Bottle Diving: Underwater Exploration With a Touch of Glass
I have encountered and recovered plenty of glass bottles in my lifetime of scuba diving. But I didn’t get into bottle diving intentionally.
The first incident was when I was diving in Lake Erie in the area around Buffalo, New York. The dive location was just outside a break wall near the Peace Bridge, where Lake Erie empties into the Niagara River.
My main objective was to look for old coins that apparently were deposited when a ship wrecked in the area. The vessel was never identified, but the local club discovered the debris in the early 1960s.
While searching the area, I would come across various pieces of bottles, such as the neck or bottom. But every once in a while, the gods smiled on me, and I would find a complete specimen worth bringing to the surface.
The first was a large crockery bottle with the name SARSAPARILLA and below that was the manufacturer BURR & WATERS. Sometime later, I was fortunate to locate a small blue glass bottle with HOWELL & SMITH, below was written BUFFALO. Finally, I discovered another blue glass bottle with a damaged top but was complete enough to read LANCASTER GLASS WORKS NY.
After locating all three of these bottles, I wanted to learn more about their age and value. For this reason, I contacted the Buffalo Historical Society sending along photos and pencil rubbings of the raised letters on the bottles.
The reply stated that Burr & Waters appeared in the city directory from 1839 to 1853. Howell & Smith was in business from 1853 to 1864.
I was also told that the complete blue bottle was worth somewhere around $35, but that was back in the early '70s. I took the crockery one to a local Antiques Road Show, and they estimated it around $300.
Around that same time, I was diving on a submerged garbage dump off the bank of the St. Clair River and found a blob top soda bottle as well as a couple of medicine bottles. The blob top soda bottle displayed the name of ZADDACK BROS, WYANDOTTE, MICH, and CITY BOTTLING WORKS. By contacting the Wyandotte Museums in Michigan I learned this bottle was for soda water and manufactured from 1884 to 1890.
The square medicine bottle has the inscriptions HAZELTINE & CO, PISO'S CURE, FOR CONSUMPTION. In researching this one, I learned the contents contained a combination of marijuana, chloroform, and alcohol and started production in the 1870s.
Lastly, the small round bottle has the wording MRS WINSLOW'S SOOTHING SYRUP and was produced by CURTIS & PERKINS PROPRIETORS. Once again, the contents included Opium, which probably provided the "soothing" product in the mixture. This one dates back to the late 1800s.
When I was transferred from Ohio to Florida by my company, I had the opportunity to dive with Mel Fisher on the Atocha and Margarita Galleons. We would go out for a week of exploring and dock at Key West on the weekends. During one of these weekends, seeing there was very little to occupy my time, I went for a dive around the dock area and picked up an old black glass ale bottle. There were no markings on the bottle, but it was of a three-piece construction, which dated it to around the early 1880s.

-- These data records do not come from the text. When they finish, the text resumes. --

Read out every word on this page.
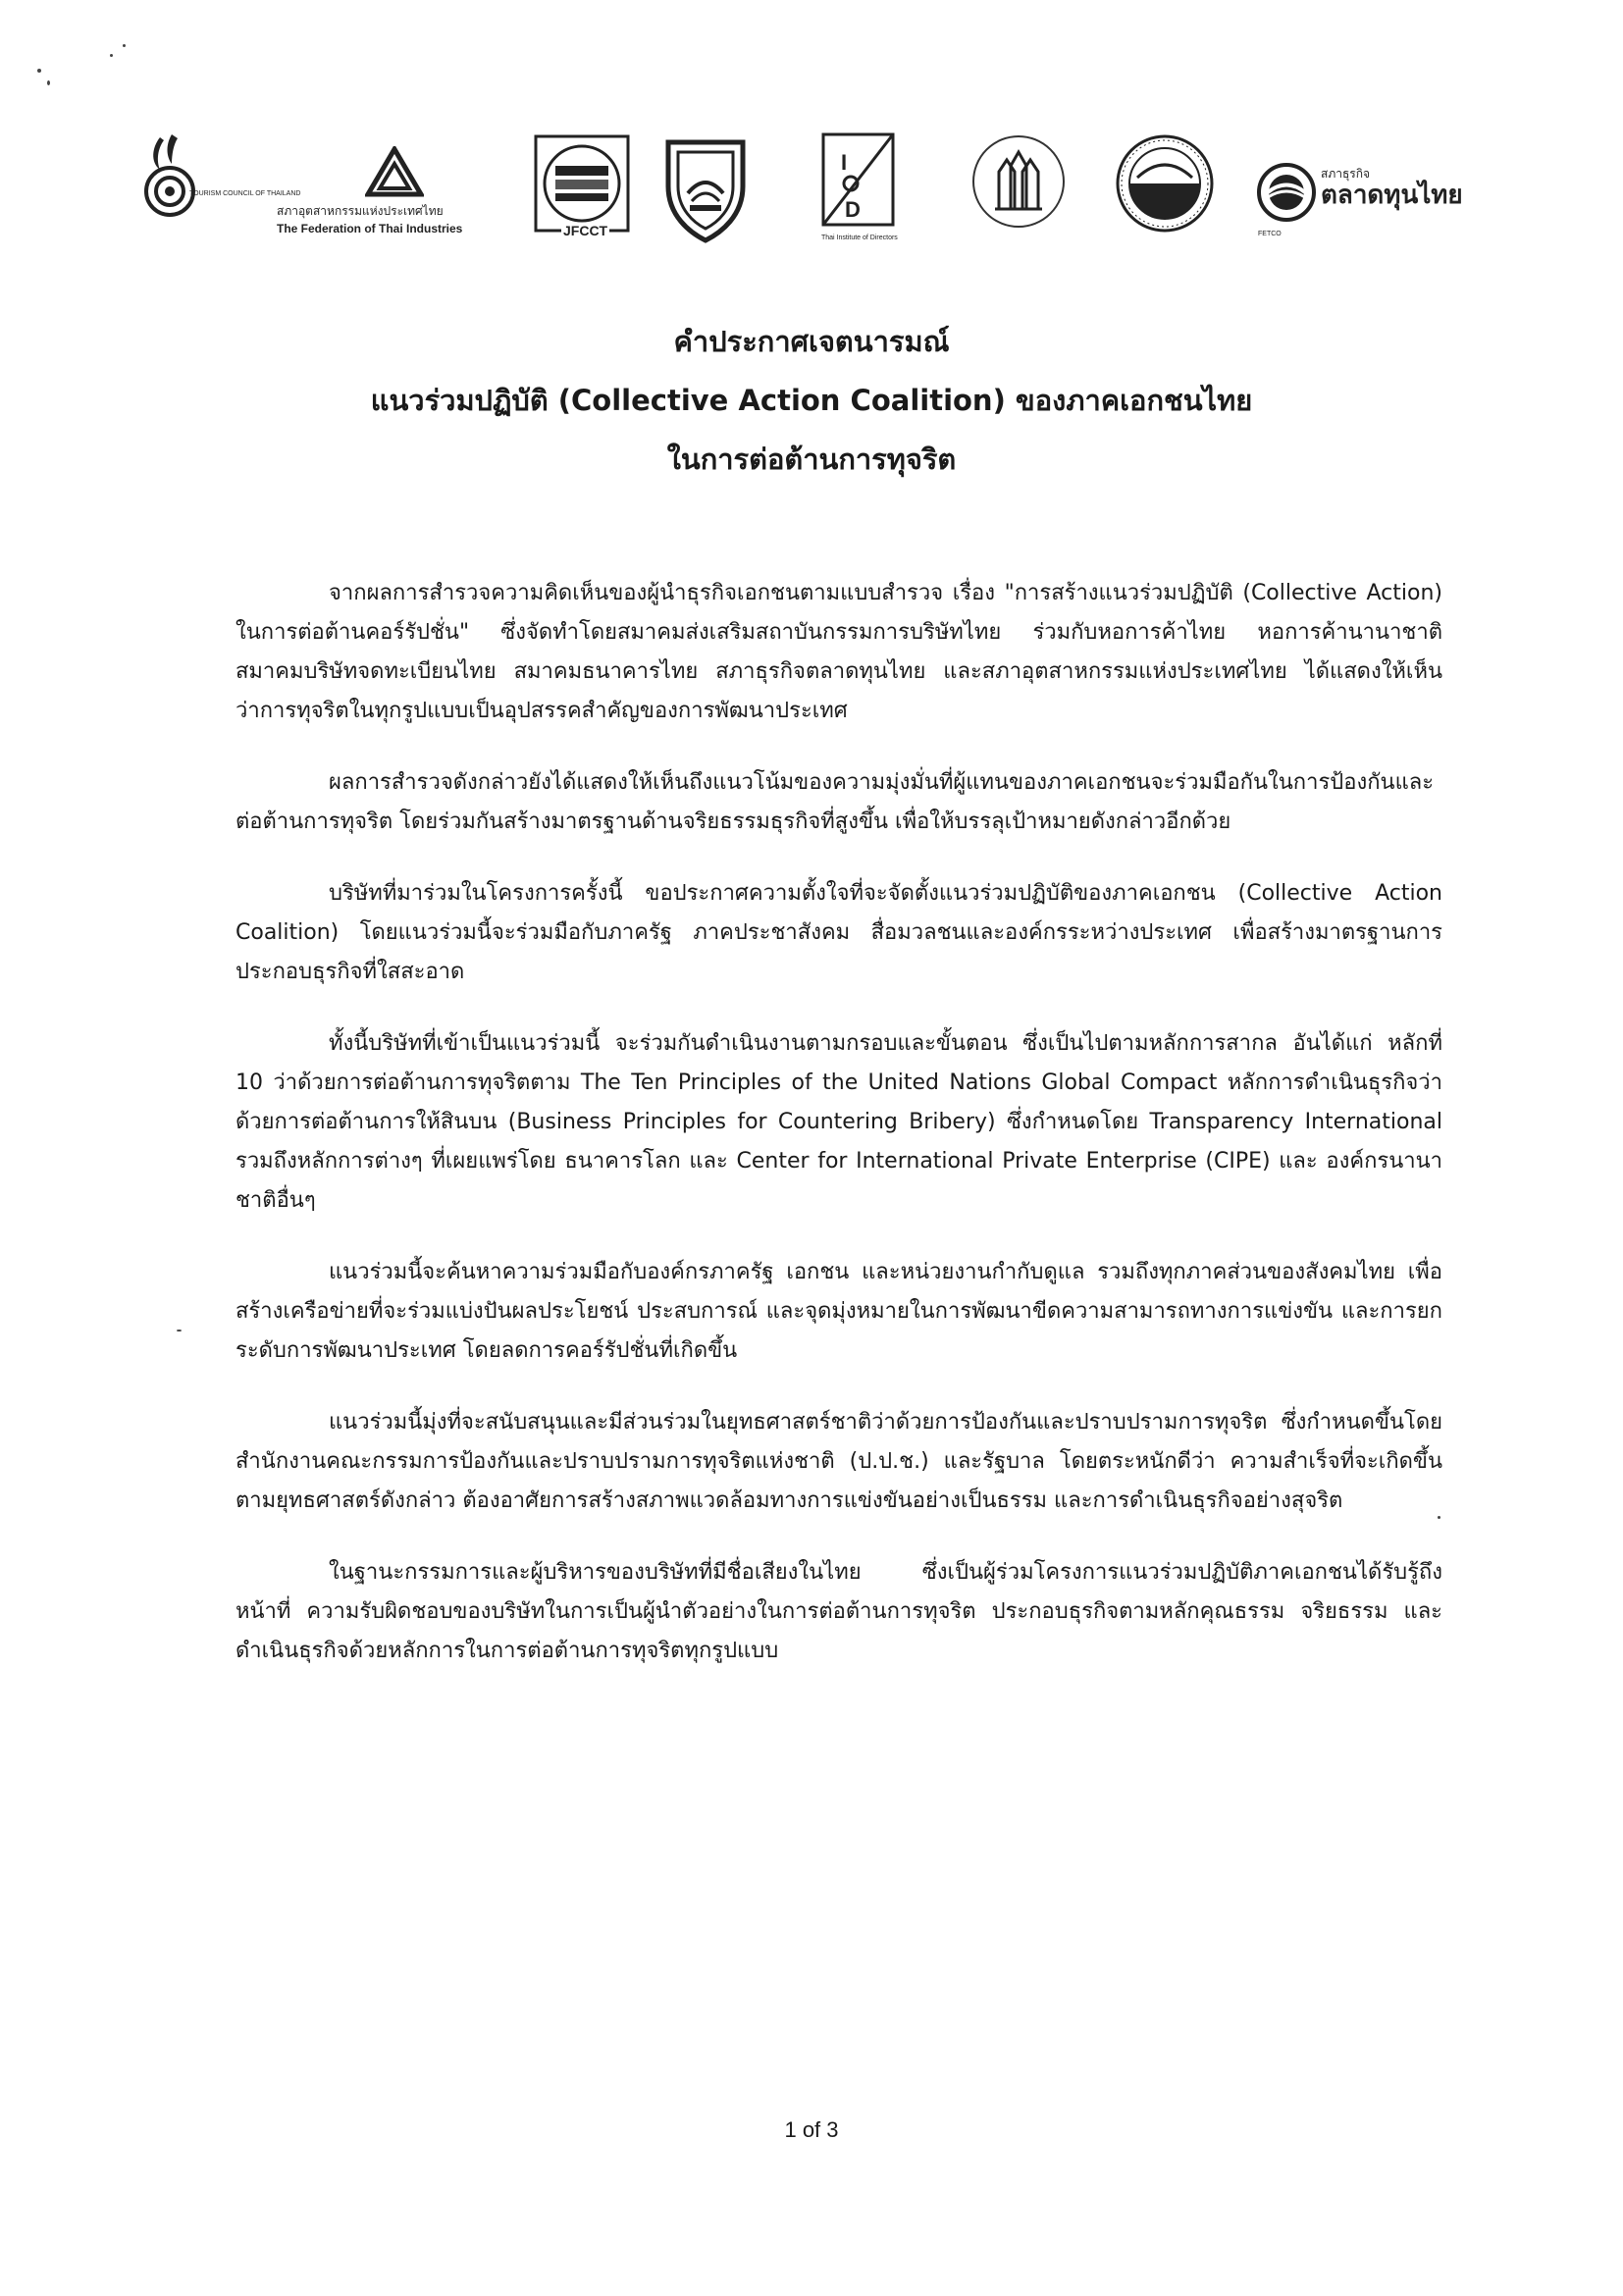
TOURISM COUNCIL OF THAILAND
สภาอุตสาหกรรมแห่งประเทศไทย
The Federation of Thai Industries	JFCCT
I
D
Thai Institute of Directors
สภาธุรกิจ
ตลาดทุนไทย
FETCO
คำประกาศเจตนารมณ์
แนวร่วมปฏิบัติ (Collective Action Coalition) ของภาคเอกชนไทย
ในการต่อต้านการทุจริต

จากผลการสำรวจความคิดเห็นของผู้นำธุรกิจเอกชนตามแบบสำรวจ เรื่อง "การสร้างแนวร่วมปฏิบัติ (Collective Action) ในการต่อต้านคอร์รัปชั่น" ซึ่งจัดทำโดยสมาคมส่งเสริมสถาบันกรรมการบริษัทไทย ร่วมกับหอการค้าไทย หอการค้านานาชาติ สมาคมบริษัทจดทะเบียนไทย สมาคมธนาคารไทย สภาธุรกิจตลาดทุนไทย และสภาอุตสาหกรรมแห่งประเทศไทย ได้แสดงให้เห็นว่าการทุจริตในทุกรูปแบบเป็นอุปสรรคสำคัญของการพัฒนาประเทศ

ผลการสำรวจดังกล่าวยังได้แสดงให้เห็นถึงแนวโน้มของความมุ่งมั่นที่ผู้แทนของภาคเอกชนจะร่วมมือกันในการป้องกันและต่อต้านการทุจริต โดยร่วมกันสร้างมาตรฐานด้านจริยธรรมธุรกิจที่สูงขึ้น เพื่อให้บรรลุเป้าหมายดังกล่าวอีกด้วย

บริษัทที่มาร่วมในโครงการครั้งนี้ ขอประกาศความตั้งใจที่จะจัดตั้งแนวร่วมปฏิบัติของภาคเอกชน (Collective Action Coalition) โดยแนวร่วมนี้จะร่วมมือกับภาครัฐ ภาคประชาสังคม สื่อมวลชนและองค์กรระหว่างประเทศ เพื่อสร้างมาตรฐานการประกอบธุรกิจที่ใสสะอาด

ทั้งนี้บริษัทที่เข้าเป็นแนวร่วมนี้ จะร่วมกันดำเนินงานตามกรอบและขั้นตอน ซึ่งเป็นไปตามหลักการสากล อันได้แก่ หลักที่ 10 ว่าด้วยการต่อต้านการทุจริตตาม The Ten Principles of the United Nations Global Compact หลักการดำเนินธุรกิจว่าด้วยการต่อต้านการให้สินบน (Business Principles for Countering Bribery) ซึ่งกำหนดโดย Transparency International รวมถึงหลักการต่างๆ ที่เผยแพร่โดย ธนาคารโลก และ Center for International Private Enterprise (CIPE) และ องค์กรนานาชาติอื่นๆ

แนวร่วมนี้จะค้นหาความร่วมมือกับองค์กรภาครัฐ เอกชน และหน่วยงานกำกับดูแล รวมถึงทุกภาคส่วนของสังคมไทย เพื่อสร้างเครือข่ายที่จะร่วมแบ่งปันผลประโยชน์ ประสบการณ์ และจุดมุ่งหมายในการพัฒนาขีดความสามารถทางการแข่งขัน และการยกระดับการพัฒนาประเทศ โดยลดการคอร์รัปชั่นที่เกิดขึ้น

แนวร่วมนี้มุ่งที่จะสนับสนุนและมีส่วนร่วมในยุทธศาสตร์ชาติว่าด้วยการป้องกันและปราบปรามการทุจริต ซึ่งกำหนดขึ้นโดยสำนักงานคณะกรรมการป้องกันและปราบปรามการทุจริตแห่งชาติ (ป.ป.ช.) และรัฐบาล โดยตระหนักดีว่า ความสำเร็จที่จะเกิดขึ้นตามยุทธศาสตร์ดังกล่าว ต้องอาศัยการสร้างสภาพแวดล้อมทางการแข่งขันอย่างเป็นธรรม และการดำเนินธุรกิจอย่างสุจริต

ในฐานะกรรมการและผู้บริหารของบริษัทที่มีชื่อเสียงในไทย ซึ่งเป็นผู้ร่วมโครงการแนวร่วมปฏิบัติภาคเอกชนได้รับรู้ถึงหน้าที่ ความรับผิดชอบของบริษัทในการเป็นผู้นำตัวอย่างในการต่อต้านการทุจริต ประกอบธุรกิจตามหลักคุณธรรม จริยธรรม และดำเนินธุรกิจด้วยหลักการในการต่อต้านการทุจริตทุกรูปแบบ

1 of 3
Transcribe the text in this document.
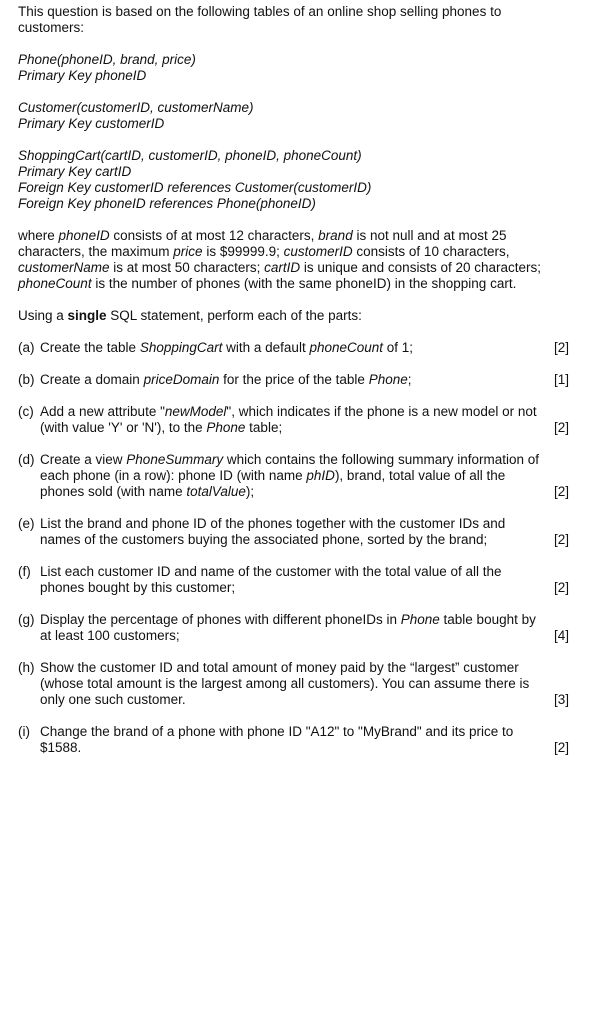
This question is based on the following tables of an online shop selling phones to customers:

Phone(phoneID, brand, price)

Primary Key phoneID

Customer(customerID, customerName)

Primary Key customerID

ShoppingCart(cartID, customerID, phoneID, phoneCount)

Primary Key cartID

Foreign Key customerID references Customer(customerID)

Foreign Key phoneID references Phone(phoneID)

where phoneID consists of at most 12 characters, brand is not null and at most 25 characters, the maximum price is $99999.9; customerID consists of 10 characters, customerName is at most 50 characters; cartID is unique and consists of 20 characters; phoneCount is the number of phones (with the same phoneID) in the shopping cart.

Using a single SQL statement, perform each of the parts:

(a) Create the table ShoppingCart with a default phoneCount of 1;	[2]
(b) Create a domain priceDomain for the price of the table Phone;	[1]
(c) Add a new attribute "newModel", which indicates if the phone is a new model or not (with value 'Y' or 'N'), to the Phone table;	[2]
(d) Create a view PhoneSummary which contains the following summary information of each phone (in a row): phone ID (with name phID), brand, total value of all the phones sold (with name totalValue);	[2]
(e) List the brand and phone ID of the phones together with the customer IDs and names of the customers buying the associated phone, sorted by the brand;	[2]
(f) List each customer ID and name of the customer with the total value of all the phones bought by this customer;	[2]
(g) Display the percentage of phones with different phoneIDs in Phone table bought by at least 100 customers;	[4]
(h) Show the customer ID and total amount of money paid by the “largest” customer (whose total amount is the largest among all customers). You can assume there is only one such customer.	[3]
(i) Change the brand of a phone with phone ID "A12" to "MyBrand" and its price to $1588.	[2]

More recently, my son Gary and I had been exploring various springs in North Florida and heard about a camp up by the Suwannee River, so we decided to travel up there to try it out. We brought along our 17-foot Boston Whaler to see just what spots might be interesting along the river.
Upon heading west from the camp, we came upon an old former railroad bridge that looked like it dated back to the early 20th Century. It was no longer in operation, for it had been stripped of its tracks and rotated, so it was perpendicular to the river, not across it.
We thought this might be a good place to dive in that passengers on trains passing by may have tossed items into the river. We dove around the pedestal base, and I only came up with a small whisky bottle with the inscription on the bottom of PAUL JONES and a date of 1905.
After this minor find, we noticed a grouping of boulders about 300 yards downstream of the bridge. Thinking this could be a location that debris may get caught while being washed down the river, we moved over to investigate.
Well, it didn't take long before we were picking up bottles two and three at a time to the point that we filled two large mesh bags in a matter of half an hour. We had more whisky bottles, old Coke bottles, and wine bottles that were all at least 50 to 75 years old. Some of the Coke bottles had the name of a nearby town on them.
When we arrived back at the camp and were having dinner at the main lodge, we commented to the other divers how many bottles we found and were immediately asked where we located them. We told them the area where we were diving but also added, "you can go there, but we got them all."
We went up again the next year, but we were right. We did get them all except one or two.